REMEMBER: Zones cannot share ranges and they cannot have overlapping ranges.
Adding Shards to a Zone
sh.addShardTag() method is used to add zones to a shard. A single shard may have multiple zones, and multiple shards may also have the same zone. The following example adds the zone A to one shard.
sh.addShardTag("shard0000", "A")
Removing Shards to a Zone
To remove a zone from a shard, the sh.removeShardTag() method is used. The following example removes the zone A from a shard.

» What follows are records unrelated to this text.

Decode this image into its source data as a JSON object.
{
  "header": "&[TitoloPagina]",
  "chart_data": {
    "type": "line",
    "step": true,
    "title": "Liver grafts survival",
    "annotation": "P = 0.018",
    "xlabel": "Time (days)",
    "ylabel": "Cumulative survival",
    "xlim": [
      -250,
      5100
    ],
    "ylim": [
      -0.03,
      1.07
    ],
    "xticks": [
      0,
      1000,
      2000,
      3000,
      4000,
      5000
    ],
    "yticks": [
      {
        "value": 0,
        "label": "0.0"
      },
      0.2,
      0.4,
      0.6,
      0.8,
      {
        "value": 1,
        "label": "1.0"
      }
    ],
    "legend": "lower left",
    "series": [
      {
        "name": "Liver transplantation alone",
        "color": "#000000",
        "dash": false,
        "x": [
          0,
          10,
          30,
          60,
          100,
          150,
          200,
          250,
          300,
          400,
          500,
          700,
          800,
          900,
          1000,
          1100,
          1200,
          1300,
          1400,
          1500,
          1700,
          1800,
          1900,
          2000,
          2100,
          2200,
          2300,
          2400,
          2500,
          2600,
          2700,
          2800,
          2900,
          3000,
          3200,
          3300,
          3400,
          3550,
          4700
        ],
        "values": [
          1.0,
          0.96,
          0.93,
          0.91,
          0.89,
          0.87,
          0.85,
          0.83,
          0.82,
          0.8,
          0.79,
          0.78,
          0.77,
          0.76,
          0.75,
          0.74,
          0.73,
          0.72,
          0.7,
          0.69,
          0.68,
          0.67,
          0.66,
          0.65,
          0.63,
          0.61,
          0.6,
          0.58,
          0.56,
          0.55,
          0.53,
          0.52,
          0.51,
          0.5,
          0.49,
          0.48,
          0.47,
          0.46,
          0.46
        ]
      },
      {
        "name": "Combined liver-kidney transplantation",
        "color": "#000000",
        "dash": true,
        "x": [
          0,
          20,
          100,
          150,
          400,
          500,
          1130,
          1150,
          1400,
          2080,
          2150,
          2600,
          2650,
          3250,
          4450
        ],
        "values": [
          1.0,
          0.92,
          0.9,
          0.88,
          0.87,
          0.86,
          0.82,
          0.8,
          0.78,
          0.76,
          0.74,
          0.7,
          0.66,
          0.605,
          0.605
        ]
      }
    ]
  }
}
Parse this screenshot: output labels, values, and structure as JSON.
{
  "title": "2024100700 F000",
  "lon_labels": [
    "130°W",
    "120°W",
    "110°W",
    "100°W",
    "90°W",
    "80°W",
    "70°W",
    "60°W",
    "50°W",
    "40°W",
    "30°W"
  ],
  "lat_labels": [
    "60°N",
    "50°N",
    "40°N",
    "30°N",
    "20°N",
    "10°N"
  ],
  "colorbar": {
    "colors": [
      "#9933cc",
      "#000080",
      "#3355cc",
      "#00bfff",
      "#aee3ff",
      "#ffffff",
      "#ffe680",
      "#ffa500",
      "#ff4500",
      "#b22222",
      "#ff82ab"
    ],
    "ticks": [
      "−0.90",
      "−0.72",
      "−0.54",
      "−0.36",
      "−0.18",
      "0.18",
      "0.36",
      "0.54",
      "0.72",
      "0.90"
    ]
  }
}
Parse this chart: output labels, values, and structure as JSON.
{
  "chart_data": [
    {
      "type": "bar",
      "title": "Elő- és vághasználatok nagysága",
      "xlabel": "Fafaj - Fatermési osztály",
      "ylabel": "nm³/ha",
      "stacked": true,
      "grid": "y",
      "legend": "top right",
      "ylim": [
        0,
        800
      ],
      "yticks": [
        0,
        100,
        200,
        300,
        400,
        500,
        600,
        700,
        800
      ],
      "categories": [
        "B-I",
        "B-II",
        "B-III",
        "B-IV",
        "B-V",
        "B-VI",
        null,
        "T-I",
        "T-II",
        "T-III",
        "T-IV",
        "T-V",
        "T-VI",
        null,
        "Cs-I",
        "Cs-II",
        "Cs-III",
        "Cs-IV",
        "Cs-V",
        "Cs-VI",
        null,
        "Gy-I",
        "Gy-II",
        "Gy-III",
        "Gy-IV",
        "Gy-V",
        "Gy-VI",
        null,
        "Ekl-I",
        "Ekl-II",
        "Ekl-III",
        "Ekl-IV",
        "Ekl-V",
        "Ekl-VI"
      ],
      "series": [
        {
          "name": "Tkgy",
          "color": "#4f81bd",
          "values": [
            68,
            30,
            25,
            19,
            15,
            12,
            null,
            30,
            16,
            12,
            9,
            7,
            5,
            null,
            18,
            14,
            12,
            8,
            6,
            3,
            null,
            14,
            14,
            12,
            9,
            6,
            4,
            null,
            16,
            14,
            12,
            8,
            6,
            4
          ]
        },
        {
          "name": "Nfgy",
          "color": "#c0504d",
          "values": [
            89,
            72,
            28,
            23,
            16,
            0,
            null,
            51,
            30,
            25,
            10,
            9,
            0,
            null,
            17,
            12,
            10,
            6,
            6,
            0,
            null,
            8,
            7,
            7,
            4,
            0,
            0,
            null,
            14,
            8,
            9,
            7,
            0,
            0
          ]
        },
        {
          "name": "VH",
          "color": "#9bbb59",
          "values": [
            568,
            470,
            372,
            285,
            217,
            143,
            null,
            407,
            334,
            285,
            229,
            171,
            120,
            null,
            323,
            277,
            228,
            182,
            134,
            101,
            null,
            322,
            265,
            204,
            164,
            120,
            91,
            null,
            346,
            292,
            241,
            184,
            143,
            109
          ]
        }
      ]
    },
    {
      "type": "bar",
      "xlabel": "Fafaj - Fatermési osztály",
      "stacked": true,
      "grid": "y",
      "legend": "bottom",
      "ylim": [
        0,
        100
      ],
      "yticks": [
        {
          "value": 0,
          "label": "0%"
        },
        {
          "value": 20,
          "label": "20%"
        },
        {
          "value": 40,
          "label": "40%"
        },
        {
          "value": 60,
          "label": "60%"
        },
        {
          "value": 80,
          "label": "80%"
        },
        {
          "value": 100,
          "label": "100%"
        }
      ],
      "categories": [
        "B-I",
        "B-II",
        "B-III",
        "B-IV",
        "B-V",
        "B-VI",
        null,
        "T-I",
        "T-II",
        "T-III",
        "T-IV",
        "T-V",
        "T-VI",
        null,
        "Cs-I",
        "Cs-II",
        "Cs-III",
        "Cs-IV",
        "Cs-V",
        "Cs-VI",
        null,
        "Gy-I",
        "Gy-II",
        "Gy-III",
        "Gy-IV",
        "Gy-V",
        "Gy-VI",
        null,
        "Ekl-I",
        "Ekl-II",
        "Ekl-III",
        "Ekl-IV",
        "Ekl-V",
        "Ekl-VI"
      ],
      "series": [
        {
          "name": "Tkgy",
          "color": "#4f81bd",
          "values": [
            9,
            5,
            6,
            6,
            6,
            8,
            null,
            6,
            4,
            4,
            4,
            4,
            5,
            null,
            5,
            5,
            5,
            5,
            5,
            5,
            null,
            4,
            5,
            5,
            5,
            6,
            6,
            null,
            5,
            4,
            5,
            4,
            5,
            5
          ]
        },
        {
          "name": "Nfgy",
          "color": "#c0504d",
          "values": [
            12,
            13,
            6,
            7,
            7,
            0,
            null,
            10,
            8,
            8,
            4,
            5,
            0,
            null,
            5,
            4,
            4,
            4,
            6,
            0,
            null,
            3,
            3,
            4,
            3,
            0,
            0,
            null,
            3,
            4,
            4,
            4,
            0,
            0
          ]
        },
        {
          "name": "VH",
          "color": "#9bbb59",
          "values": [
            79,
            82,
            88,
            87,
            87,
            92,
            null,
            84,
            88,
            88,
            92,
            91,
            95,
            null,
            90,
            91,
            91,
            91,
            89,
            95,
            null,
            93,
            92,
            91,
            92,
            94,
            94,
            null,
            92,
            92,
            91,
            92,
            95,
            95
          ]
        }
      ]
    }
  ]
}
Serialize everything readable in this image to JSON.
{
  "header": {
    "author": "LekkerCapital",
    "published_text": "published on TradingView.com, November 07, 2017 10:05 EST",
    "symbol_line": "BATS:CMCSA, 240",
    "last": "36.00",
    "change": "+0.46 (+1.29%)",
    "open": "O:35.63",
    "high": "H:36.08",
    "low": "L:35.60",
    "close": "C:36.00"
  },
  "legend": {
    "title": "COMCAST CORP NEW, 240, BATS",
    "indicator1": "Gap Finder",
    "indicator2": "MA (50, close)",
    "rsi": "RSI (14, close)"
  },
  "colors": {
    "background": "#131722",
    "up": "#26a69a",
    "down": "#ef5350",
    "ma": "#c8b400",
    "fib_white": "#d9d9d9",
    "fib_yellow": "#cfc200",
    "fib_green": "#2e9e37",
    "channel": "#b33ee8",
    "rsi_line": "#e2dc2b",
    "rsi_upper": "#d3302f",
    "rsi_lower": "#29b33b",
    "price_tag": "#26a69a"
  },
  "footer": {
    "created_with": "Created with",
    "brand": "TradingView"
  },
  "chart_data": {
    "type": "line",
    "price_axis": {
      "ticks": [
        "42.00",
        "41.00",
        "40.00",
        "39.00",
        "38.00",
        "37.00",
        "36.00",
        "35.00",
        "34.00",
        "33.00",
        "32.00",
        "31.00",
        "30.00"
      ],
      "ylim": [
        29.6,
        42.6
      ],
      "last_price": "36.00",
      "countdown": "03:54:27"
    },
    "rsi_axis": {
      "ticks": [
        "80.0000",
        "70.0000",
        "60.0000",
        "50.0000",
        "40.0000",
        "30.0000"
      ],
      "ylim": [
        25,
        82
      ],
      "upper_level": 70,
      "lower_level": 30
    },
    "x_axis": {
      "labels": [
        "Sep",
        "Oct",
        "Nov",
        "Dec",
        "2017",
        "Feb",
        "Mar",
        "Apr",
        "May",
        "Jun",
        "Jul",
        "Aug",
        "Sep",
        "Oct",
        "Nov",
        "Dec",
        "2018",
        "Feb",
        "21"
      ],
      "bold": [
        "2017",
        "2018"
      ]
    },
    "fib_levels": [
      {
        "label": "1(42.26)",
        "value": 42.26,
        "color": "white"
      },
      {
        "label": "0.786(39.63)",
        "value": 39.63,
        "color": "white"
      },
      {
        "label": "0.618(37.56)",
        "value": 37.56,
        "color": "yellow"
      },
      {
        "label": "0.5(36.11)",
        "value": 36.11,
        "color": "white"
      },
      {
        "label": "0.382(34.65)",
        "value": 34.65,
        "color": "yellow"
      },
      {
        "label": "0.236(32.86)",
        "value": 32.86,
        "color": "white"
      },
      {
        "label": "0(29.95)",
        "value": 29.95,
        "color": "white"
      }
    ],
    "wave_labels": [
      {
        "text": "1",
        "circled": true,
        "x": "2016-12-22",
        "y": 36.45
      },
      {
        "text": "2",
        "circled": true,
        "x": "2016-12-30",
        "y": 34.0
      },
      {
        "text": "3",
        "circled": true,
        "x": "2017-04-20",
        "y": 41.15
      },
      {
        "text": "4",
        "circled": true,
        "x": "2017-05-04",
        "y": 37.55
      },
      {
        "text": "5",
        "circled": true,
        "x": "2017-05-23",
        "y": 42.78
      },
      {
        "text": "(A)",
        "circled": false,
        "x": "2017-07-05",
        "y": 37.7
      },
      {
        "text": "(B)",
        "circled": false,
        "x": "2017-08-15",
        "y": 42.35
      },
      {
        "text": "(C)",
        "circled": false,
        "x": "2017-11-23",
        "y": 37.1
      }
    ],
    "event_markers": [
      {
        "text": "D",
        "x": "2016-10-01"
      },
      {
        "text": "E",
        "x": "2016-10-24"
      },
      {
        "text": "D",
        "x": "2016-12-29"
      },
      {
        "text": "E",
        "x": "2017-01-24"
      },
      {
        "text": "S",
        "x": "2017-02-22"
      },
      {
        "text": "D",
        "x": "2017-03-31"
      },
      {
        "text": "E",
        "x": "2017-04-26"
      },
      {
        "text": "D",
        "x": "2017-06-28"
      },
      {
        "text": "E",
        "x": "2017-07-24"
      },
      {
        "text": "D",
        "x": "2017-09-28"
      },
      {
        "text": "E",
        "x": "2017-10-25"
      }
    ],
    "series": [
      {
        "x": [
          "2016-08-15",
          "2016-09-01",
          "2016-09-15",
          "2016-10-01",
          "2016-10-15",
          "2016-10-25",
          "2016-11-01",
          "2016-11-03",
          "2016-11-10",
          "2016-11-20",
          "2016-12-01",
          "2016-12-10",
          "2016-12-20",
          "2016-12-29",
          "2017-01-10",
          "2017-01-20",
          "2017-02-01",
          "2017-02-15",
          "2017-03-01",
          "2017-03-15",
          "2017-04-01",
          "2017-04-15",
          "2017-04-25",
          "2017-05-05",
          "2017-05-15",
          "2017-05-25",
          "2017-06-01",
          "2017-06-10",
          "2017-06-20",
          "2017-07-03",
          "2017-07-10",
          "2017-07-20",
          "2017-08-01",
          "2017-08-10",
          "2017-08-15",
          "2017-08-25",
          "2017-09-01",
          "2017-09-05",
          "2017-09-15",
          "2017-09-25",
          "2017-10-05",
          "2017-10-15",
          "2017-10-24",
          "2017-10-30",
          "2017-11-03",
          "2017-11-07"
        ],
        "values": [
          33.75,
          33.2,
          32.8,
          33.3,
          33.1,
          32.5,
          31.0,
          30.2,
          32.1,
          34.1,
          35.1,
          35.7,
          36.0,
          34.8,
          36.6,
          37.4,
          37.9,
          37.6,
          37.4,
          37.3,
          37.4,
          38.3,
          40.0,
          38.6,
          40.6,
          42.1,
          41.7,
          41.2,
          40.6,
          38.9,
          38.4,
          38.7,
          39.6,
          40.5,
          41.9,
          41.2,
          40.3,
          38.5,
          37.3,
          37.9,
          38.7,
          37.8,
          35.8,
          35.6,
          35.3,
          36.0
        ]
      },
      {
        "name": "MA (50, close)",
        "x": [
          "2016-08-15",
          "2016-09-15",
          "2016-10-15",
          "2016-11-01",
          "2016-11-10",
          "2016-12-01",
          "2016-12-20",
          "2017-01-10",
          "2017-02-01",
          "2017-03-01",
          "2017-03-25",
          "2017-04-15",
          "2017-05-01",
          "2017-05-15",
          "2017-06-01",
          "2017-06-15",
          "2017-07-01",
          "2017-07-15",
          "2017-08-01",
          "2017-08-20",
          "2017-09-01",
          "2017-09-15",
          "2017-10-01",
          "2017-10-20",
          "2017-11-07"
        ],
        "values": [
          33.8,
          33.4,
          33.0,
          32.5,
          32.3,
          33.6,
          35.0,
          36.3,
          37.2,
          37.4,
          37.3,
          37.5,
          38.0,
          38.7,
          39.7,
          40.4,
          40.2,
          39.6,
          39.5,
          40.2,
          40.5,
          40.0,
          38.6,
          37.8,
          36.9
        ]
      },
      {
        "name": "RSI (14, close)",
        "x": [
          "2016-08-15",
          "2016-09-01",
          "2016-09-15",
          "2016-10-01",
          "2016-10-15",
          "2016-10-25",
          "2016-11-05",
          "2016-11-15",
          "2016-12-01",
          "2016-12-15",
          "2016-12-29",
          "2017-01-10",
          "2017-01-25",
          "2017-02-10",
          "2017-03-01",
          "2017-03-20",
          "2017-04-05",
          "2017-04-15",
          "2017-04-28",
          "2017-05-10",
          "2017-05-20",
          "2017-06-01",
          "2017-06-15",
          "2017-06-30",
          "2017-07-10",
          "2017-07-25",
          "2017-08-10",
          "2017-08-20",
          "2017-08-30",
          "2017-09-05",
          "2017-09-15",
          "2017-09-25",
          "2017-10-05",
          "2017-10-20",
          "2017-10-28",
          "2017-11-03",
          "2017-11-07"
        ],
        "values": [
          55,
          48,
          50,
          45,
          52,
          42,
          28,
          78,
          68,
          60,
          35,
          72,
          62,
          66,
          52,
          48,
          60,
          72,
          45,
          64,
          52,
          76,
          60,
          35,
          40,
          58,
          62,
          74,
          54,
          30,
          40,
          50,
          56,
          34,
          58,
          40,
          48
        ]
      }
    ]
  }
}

sh.removeShardTag("shard0002", "A")
Tips for MongoDB Zones
Keep documents simple
MongoDB is a schema-free database. This means there is no predefined schema by default. We can add a predefined schema in newer versions, but it is not mandatory. Don’t underestimate the difficulties which occur when working with documents and arrays, as it can become really difficult to parse your data in the application side/ETL process. Besides, arrays can hurt replication performance: for every change in the array, all the array values are replicated.
Best hardware is not always the best option
Using good hardware definitely helps for a good performance. But what could happen in an environment when one instance of a big machine dies? The answer is ‘failover’.
Having multiple small machines (instead of one or two) in a distributed environment can ensure that outages are going to affect only a few parts of the shard with little or no perception by the application. But at the same time, more machines implies a high probability to have a failure. Consider this tradeoff when designing your environment. The right choices affect performance.
Working set
How big is the working set? Usually, an application doesn't use all the data. Some data is updated often, while other data isn't. Does your working dataset fit in RAM? Optimal performance occurs when all the working data set is in RAM.